Beware of Hootie-Pie
March 16, 2013 § 1 Comment
You know the “editor” part of your consciousness has taken over far too much mental territory when after watching a hilarious and deeply enjoyable play, you make a few nitpicky remarks to your husband (that part’s okay), but then dream, not about the play, but about those remarks, how valid they are, etc.
Do you want to hear my nitpicky remarks? I didn’t think so. The play was “Vanya and Sonya and Masha and Spike” by Christopher Durang, who is tied with Tom Stoppard as my favorite living playwright. Stoppard is smarter, but Durang is the one I’d like as an escort to the party at the end of the world.
This isn’t Durang’s best play—not as dizzyingly absurd as The Marriage of Betty and Boo,” or as merciless as “Why Torture is Wrong, and the People Who Love Them.” It’s just (just!) a very solidly constructed farce with glorious riffs and sly theater references, a perpetual pleasure machine. Chekhovian neurotic gloom has been comic fodder forever, but Durang does it the way only someone who’s been through the looking glass of mood disorder can. If you’ve ever fallen into a duet of escalating self-pitying whine (the real pain version) with a close friend, then ended up laughing hysterically, you know what I mean.
David Hyde Pierce and Kristine Neilsen (Vanya and Sonia) play a brother and sister in their fifties who stayed home to care for their demanding professor/actor parents through their twilight years. “When Father had Alzheimers, he would take off all his clothes and go sit in the neighbors’ car and wait for them to find him.” For no reason in particular, they were unable to have any sort of life during their caretaking years or afterwards, although Sonia’s explanation— “I’m a wild turkey”—is perhaps sufficient.
Their narcissistic movie-star sister Masha (Sigourney Weaver) has supported them throughout, filming sexy serial killer movies in Morocco while they changed the parental diapers. When she comes home for a visit with Spike, her terrifyingly physical and clueless boytoy (Billy Magnussen) who’s also partial to taking off his clothes at every opportunity, it’s no surprise that she announces she’s planning to sell the house. There are, after all, cherry trees on the property, though no one’s quite sure how many. The very funny (if sometimes cringe-inducing) voodoo-doll-wielding black cleaning lady, Cassandra (Shalita Grant) warns against every danger, though her truths are often lost in a flood of dire and familiar pronouncements. “Beware of Greeks bearing gifts”—not so helpful; “Beware of Hootie Pie”—yes, indeed. And then there’s Nina (you knew she’d show up), but she was more of a plot device than a character, although the ethereal Genevieve Angelson does a lovely job.

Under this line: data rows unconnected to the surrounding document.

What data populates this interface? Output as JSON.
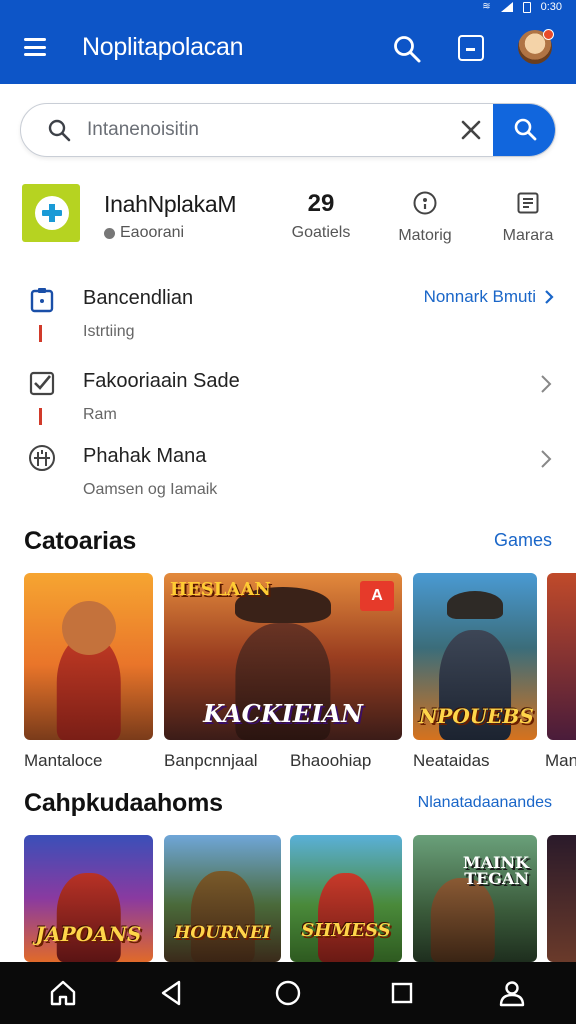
{
  "status_bar": {
    "time": "0:30"
  },
  "app_bar": {
    "title": "Noplitapolacan",
    "notification_count_color": "#e84a2a",
    "brand_color": "#0d55c7"
  },
  "search": {
    "placeholder": "Intanenoisitin",
    "clear_icon": "close-icon",
    "submit_icon": "search-icon"
  },
  "profile": {
    "name": "InahNplakaM",
    "location": "Eaoorani",
    "stats": [
      {
        "value": "29",
        "label": "Goatiels"
      },
      {
        "icon": "info-circle-icon",
        "label": "Matorig"
      },
      {
        "icon": "document-icon",
        "label": "Marara"
      }
    ]
  },
  "list": [
    {
      "icon": "clipboard-icon",
      "title": "Bancendlian",
      "subtitle": "Istrtiing",
      "action": "Nonnark Bmuti"
    },
    {
      "icon": "checkbox-icon",
      "title": "Fakooriaain Sade",
      "subtitle": "Ram"
    },
    {
      "icon": "gamepad-icon",
      "title": "Phahak Mana",
      "subtitle": "Oamsen og Iamaik"
    }
  ],
  "sections": [
    {
      "title": "Catoarias",
      "link": "Games",
      "cards": [
        {
          "label": "Mantaloce"
        },
        {
          "label": "Banpcnnjaal",
          "art_top": "HESLAAN",
          "art_bottom": "KACKIEIAN",
          "badge": "A"
        },
        {
          "label": "Bhaoohiap"
        },
        {
          "label": "Neataidas",
          "art_bottom": "NPOUEBS"
        },
        {
          "label": "Man"
        }
      ]
    },
    {
      "title": "Cahpkudaahoms",
      "link": "Nlanatadaanandes",
      "cards": [
        {
          "art_bottom": "JAPOANS"
        },
        {
          "art_bottom": "HOURNEI"
        },
        {
          "art_bottom": "SHMESS"
        },
        {
          "art_top": "MAINK TEGAN"
        },
        {}
      ]
    }
  ],
  "bottom_nav": [
    "home-icon",
    "back-icon",
    "home-circle-icon",
    "recents-icon",
    "profile-icon"
  ]
}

I won’t give away any more details, though it’s tempting. Go see the play, if you can. Kristine Neilsen is a gift from the gods. David Hyde-Pierce is merely brilliant. Sigourney Weaver’s not in their league but she’s a pleasure to watch, regardless, and Magnussen has a great future ahead of him if he doesn’t fall off the stage and break his neck.
Chocolates
Once some people were visiting Chekhov.
While they made remarks about his genius
the Master fidgeted.
Finally
he said, “Do you like chocolates?”
They were astonished, and silent.
He repeated the question,
whereupon one lady plucked up her courage
and murmured shyly, “Yes.”
“Tell me,” he said, leaning forward,
light glinting from his spectacles,
“what kind? The light, sweet chocolate
or the dark, bitter kind?”
The conversation became general
They spoke of cherry centers,
of almonds and Brazil nuts.
Losing their inhibitions
they interrupted one another.
For people may not know what they think
about politics in the Balkans,
or the vexed question of men and women,
but everyone has a definite opinion
about the flavor of shredded coconut.
Finally someone spoke of chocolates filled with liqueur,
and everyone, even the author of Uncle Vanya,
was at a loss for words.
As they were leaving he stood by the door
and took their hands.
In the coach returning to Petersburg
they agreed that it had been a most
unusual conversation.
–Louis Simpson
Very nice review and very well written! Just one thing I thought was a bit odd:
Why was it relevant that the cleaning lady was black?
I just saw a (different) production of the play, and the cleaning lady was white. Does her race really matter?